Planchers de verre - Faire l’expérience du vide

Afin d’inviter les visiteurs à rester au premier étage, les architectes ont imaginé de leur faire vivre l’expérience du vide grâce à un plancher en verre installé en périphérie du vide central, complété de garde-corps également vitrés. Les nouveaux planchers, qui remplaceront des éléments mis en œuvre lors de la rénovation de 1982, seront constitués de trois couches de verre dont la résistance a été augmentée grâce à un film Sentryglass. La couche supérieure en verre trempé revêtu d’émail sur 25 % de la surface pour l’antiglissance, sera sacrificielle : en cas de casse la portance restera assurée par les couches inférieures en verre durci. Ces éléments vitrés reposeront, d’un côté, sur les poutres treillis historiques de la tour Eiffel, baptisées « poutres de 30 m ». De l’autre côté, ils seront fixés sur la poutre de torsion qui sert au maintien des garde-corps. Dans le sens longitudinal, les vitrages reposent sur des IPN neufs via un joint en EPDM et sont fixés par des capots-serreurs.

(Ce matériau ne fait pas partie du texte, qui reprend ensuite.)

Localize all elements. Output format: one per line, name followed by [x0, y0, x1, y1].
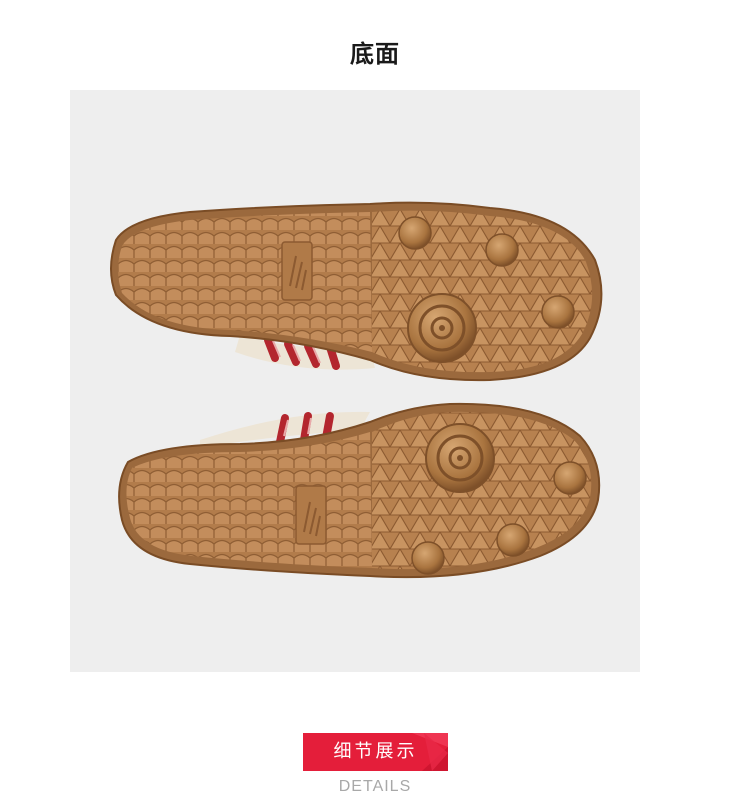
top-shoe — [110, 201, 603, 382]
details-badge: 细节展示 — [303, 733, 448, 771]
sole-illustration — [110, 201, 603, 579]
details-subtitle: DETAILS — [338, 778, 412, 795]
details-badge-label: 细节展示 — [333, 741, 418, 762]
bottom-shoe — [118, 402, 601, 579]
section-title: 底面 — [350, 40, 400, 68]
product-image — [70, 90, 640, 672]
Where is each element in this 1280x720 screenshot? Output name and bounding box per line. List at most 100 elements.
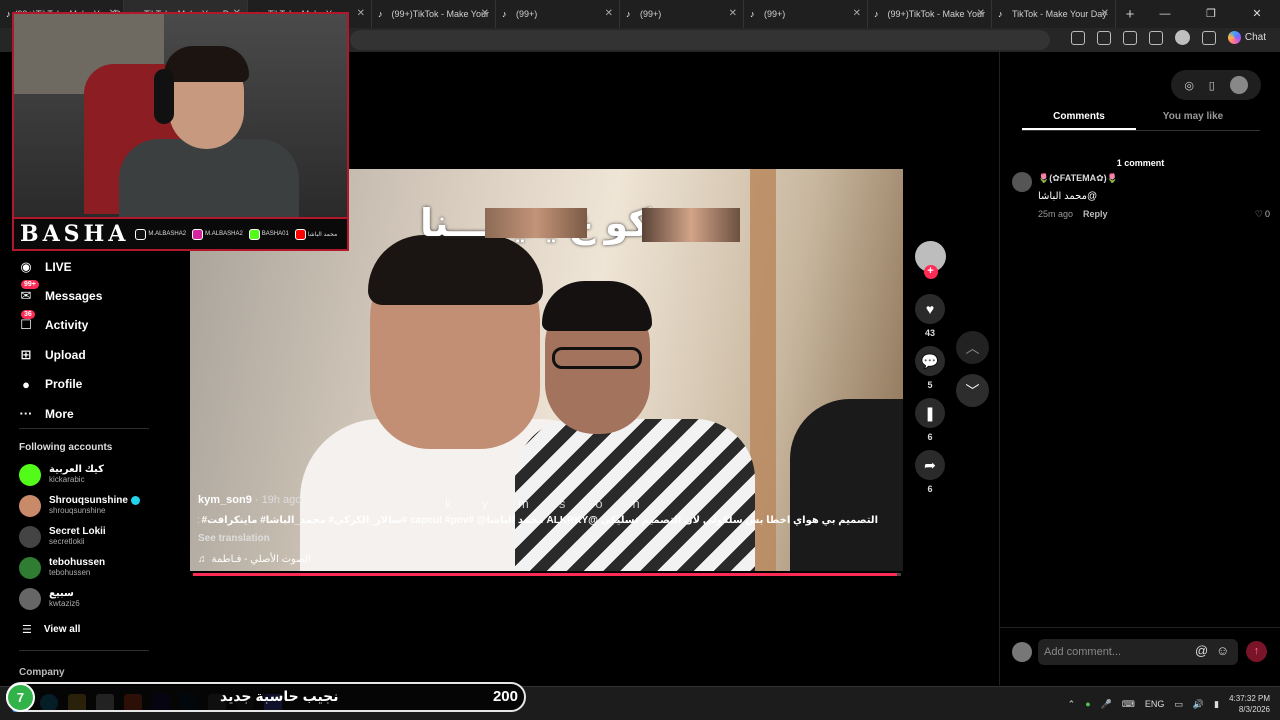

Les garde-corps vitrés, hauts de 2,65 m et inclinés de 17° vers le vide se divisent en deux : ils sont en vitrage trifeuilleté jusqu’à 1,10 m et en bifeuilleté au-dessus. Ils sont maintenus grâce à des capots-serreurs sur les montants verticaux en forme de T eux-mêmes fixés sur la poutre de torsion. Cette dernière est installée en retrait de la poutre historique qui forme la rive.